A controvérsia, tal como delineada no acórdão, não se resolve por interpretação abstrata de lei federal, mas pela análise das características físicas do candidato, das gravações do procedimento de heteroidentificação, das fotografias juntadas e das avaliações administrativas anteriores. O Colegiado examinou esses elementos e concluiu que não havia ilegalidade no ato administrativo, destacando que a autodeclaração é presunção relativa e que o edital previa expressamente a submissão ao critério fenotípico. Assim, a pretensão recursal não versa sobre violação direta de lei federal, mas sobre a correção da valoração das provas, o que impede o conhecimento do recurso.
O acórdão também enfatizou que decisões de outras comissões — como as da UFES ou da Fundação João Pinheiro — não vinculam a FURG, em razão da autonomia universitária prevista no art. 207 da Constituição. A alegação de divergência entre avaliações administrativas distintas, portanto, não configura interpretação divergente de lei federal, mas apenas demonstra inconformismo com a conclusão probatória adotada no caso concreto. A revisão dessa conclusão demandaria reexame das circunstâncias fáticas específicas, igualmente obstado pela Súmula 7/STJ.
Ressalte-se que o Tribunal apreciou de forma expressa os argumentos relativos à proporcionalidade, à dúvida razoável e à motivação do ato administrativo, concluindo que a decisão da comissão foi devidamente fundamentada e que não houve violação aos princípios invocados. O recorrente, ao sustentar ausência de motivação ou erro na análise fenotípica, pretende rediscutir matéria fática já examinada, o que reforça o óbice ao conhecimento do recurso. A jurisprudência do STJ é pacífica no sentido de que a aferição de fenótipo, por sua natureza, constitui matéria eminentemente probatória.

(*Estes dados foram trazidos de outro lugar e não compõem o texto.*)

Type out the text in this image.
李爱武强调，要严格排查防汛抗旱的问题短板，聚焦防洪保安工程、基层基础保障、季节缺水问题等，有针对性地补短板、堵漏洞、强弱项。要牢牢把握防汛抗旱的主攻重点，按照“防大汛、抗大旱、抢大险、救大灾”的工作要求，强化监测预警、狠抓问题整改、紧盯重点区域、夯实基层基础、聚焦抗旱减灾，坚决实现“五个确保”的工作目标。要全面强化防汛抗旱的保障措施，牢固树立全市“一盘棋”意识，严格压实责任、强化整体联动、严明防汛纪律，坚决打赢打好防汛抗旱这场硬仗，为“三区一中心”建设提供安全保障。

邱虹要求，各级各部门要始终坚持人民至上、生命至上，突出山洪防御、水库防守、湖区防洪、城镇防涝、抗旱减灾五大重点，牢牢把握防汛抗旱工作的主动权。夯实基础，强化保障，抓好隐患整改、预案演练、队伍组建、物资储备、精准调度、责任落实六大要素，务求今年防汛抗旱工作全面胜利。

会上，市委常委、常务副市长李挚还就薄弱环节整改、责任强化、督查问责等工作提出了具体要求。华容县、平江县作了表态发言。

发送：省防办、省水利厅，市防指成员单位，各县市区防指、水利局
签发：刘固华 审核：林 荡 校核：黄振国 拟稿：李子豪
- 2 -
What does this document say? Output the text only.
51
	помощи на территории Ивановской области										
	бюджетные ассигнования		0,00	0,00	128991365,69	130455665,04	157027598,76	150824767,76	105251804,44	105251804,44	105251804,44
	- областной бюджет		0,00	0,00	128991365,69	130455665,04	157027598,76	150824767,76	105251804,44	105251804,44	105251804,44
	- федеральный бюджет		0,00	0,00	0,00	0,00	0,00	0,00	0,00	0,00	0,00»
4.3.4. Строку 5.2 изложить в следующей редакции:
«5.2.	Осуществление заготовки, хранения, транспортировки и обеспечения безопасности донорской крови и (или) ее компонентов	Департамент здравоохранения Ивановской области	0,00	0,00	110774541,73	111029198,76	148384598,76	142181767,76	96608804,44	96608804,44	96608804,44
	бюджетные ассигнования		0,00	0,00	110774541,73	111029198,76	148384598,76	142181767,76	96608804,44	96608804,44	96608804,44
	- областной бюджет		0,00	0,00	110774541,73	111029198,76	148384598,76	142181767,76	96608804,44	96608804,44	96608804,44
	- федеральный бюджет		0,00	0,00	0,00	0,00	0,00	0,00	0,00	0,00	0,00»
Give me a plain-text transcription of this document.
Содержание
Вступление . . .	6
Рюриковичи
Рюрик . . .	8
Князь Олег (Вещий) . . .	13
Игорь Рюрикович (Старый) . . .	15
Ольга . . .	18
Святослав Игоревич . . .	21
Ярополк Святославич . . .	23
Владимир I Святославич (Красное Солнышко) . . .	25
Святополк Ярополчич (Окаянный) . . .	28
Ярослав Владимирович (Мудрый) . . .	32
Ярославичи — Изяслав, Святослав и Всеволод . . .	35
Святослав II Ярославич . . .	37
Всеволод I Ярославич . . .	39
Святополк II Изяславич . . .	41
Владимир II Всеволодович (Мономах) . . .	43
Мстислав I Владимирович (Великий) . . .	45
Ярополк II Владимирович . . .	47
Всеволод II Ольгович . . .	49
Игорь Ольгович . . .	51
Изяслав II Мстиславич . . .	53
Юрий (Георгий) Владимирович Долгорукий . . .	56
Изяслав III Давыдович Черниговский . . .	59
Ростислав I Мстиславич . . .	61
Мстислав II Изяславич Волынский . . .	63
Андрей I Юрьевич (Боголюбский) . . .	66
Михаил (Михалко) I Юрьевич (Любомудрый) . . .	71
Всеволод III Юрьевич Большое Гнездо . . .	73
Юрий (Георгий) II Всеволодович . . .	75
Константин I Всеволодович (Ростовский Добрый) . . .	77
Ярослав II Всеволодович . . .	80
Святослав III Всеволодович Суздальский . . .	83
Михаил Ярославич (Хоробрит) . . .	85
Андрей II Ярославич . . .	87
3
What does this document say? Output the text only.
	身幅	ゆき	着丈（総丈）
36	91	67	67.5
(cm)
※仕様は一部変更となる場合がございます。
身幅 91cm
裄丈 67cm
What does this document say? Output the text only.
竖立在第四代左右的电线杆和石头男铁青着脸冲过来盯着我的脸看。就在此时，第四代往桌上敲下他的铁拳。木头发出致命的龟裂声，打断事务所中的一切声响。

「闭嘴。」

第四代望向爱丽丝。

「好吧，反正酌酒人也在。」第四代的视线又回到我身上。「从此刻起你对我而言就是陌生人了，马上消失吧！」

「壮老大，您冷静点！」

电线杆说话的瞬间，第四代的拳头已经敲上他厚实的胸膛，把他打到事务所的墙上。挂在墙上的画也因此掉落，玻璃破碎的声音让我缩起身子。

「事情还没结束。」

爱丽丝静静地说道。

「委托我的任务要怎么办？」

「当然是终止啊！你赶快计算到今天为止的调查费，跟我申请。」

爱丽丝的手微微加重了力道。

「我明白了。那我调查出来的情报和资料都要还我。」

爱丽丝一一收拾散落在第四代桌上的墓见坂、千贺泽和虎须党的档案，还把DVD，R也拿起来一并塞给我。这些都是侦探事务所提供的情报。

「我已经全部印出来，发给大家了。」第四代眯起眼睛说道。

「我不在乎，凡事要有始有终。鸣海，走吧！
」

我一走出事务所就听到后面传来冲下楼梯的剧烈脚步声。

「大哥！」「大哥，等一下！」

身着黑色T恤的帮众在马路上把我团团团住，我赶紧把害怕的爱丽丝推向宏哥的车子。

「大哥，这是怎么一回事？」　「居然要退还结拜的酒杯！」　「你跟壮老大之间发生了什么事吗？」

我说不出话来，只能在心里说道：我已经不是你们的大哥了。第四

A divergência pela alínea “c” não foi demonstrada, pois o recorrente apenas transcreveu acórdãos, sem realizar o cotejo analítico exigido nem indicar julgados com identidade fática e tese jurídica equivalente. Assim, não há interpretação divergente de lei federal, mas apenas inconformismo com a valoração das provas feita pelo Tribunal de origem.
Diante disso, impõe-se a inadmissibilidade do recurso, porquanto o recurso especial não se presta à reavaliação de provas nem ao reexame do enquadramento fenotípico do candidato, estando a pretensão recursal integralmente obstada pela Súmula 7/STJ.
Ante o exposto, INADMITO o recurso especial, com fundamento no artigo 1.030, inciso V, do Código de Processo Civil.